The second consideration we can glean from the “Happy Birthday” case is about just how hard it is to determine the rights holders for many orphan works. With all the powers of discovery and subpoena that were available to the court, it was unable to determine if the “Happy Birthday” lyrics were in the public domain, or, if they are still owned by someone, who that owner might be. In a ECL scheme this problem would exist both for users and for the CRO, and it is severe enough to render the whole plan inefficient and unworkable. If users were required to make some determinations before applying for such a license, that would increase the cost of every project without producing much in the way of useful results; many situations, as with “Happy Birthday,” could require tremendous investment of resources without bearing any fruit.

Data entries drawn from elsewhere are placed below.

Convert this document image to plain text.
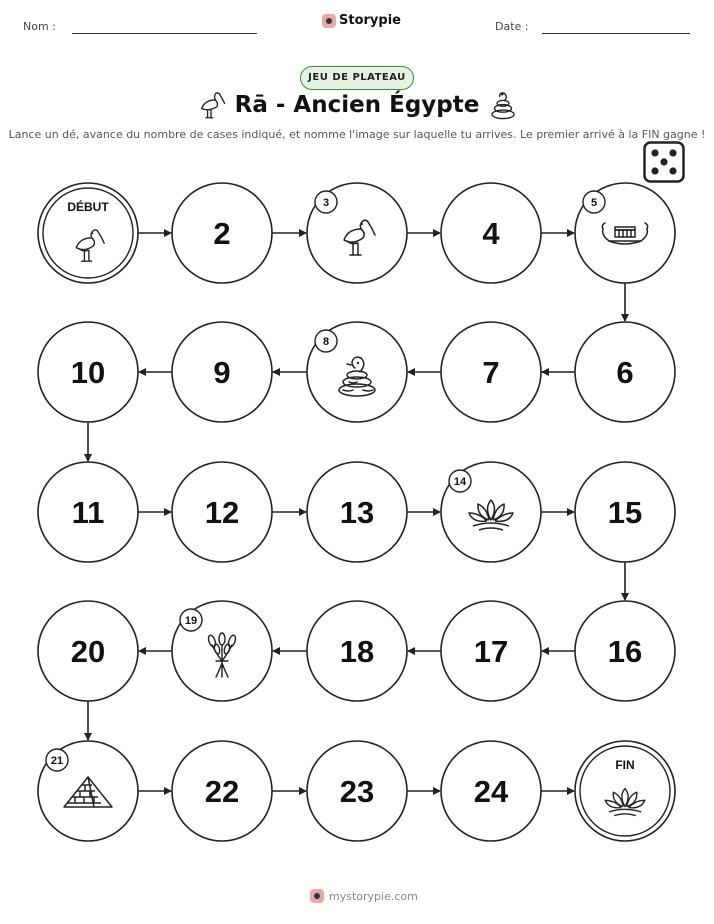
Nom :	Storypie	Date :
JEU DE PLATEAU
Rā - Ancien Égypte
Lance un dé, avance du nombre de cases indiqué, et nomme l'image sur laquelle tu arrives. Le premier arrivé à la FIN gagne !
DÉBUT
2
3
4
5
6
7
8
9
10
11	12	13
14
15
16
17
18
19
20
21
22	23	24
FIN
mystorypie.com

On the other side, the CRO would be unlikely, in similar situations, to ever actually find a rights holder to pay. Here too, lots of resources (provided by the users) could easily be wasted in fruitless quests for rights holders. And, of course, any leftover money would equally be wasted by providing for the expenses of an organization that would be unneeded and unable to fulfill its purpose.
If we take a serious look at what happened in the “Happy Birthday” case, where a putative rights holder was found to be collecting fees for something they did not own, and the actual rights situation was found to be undeterminable even after all of the discovery at the power of the court was exhausted, we should see an object lesson in what a bad idea, economically, an extended collective licensing scheme for orphan works would be. Fair use is a workable and economically much more efficient approach to digitization projects that involve orphan works.
In the latest Second Circuit’s decision in the Google’s Book case, how do you view the role of extended collective licensing. Basically, this question stems from my struggle to comprehend as to how exactly can readers gain access to full scanned copies of the books digitized by Google. Two options come to my mind –
(a) Either by entering into a license agreement with Google wherein royalty is provided to authors (how will the specifics of the license play out is something not very clear to my otherwise copyright sharpened eyes). OR
(b) By entering into a license agreement with the participating libraries.
Assuming, that none of the above two options is viable and readers have no access to the full scanned copies, does this not raise eye brows to the utilitarian value of Google’s Library Project.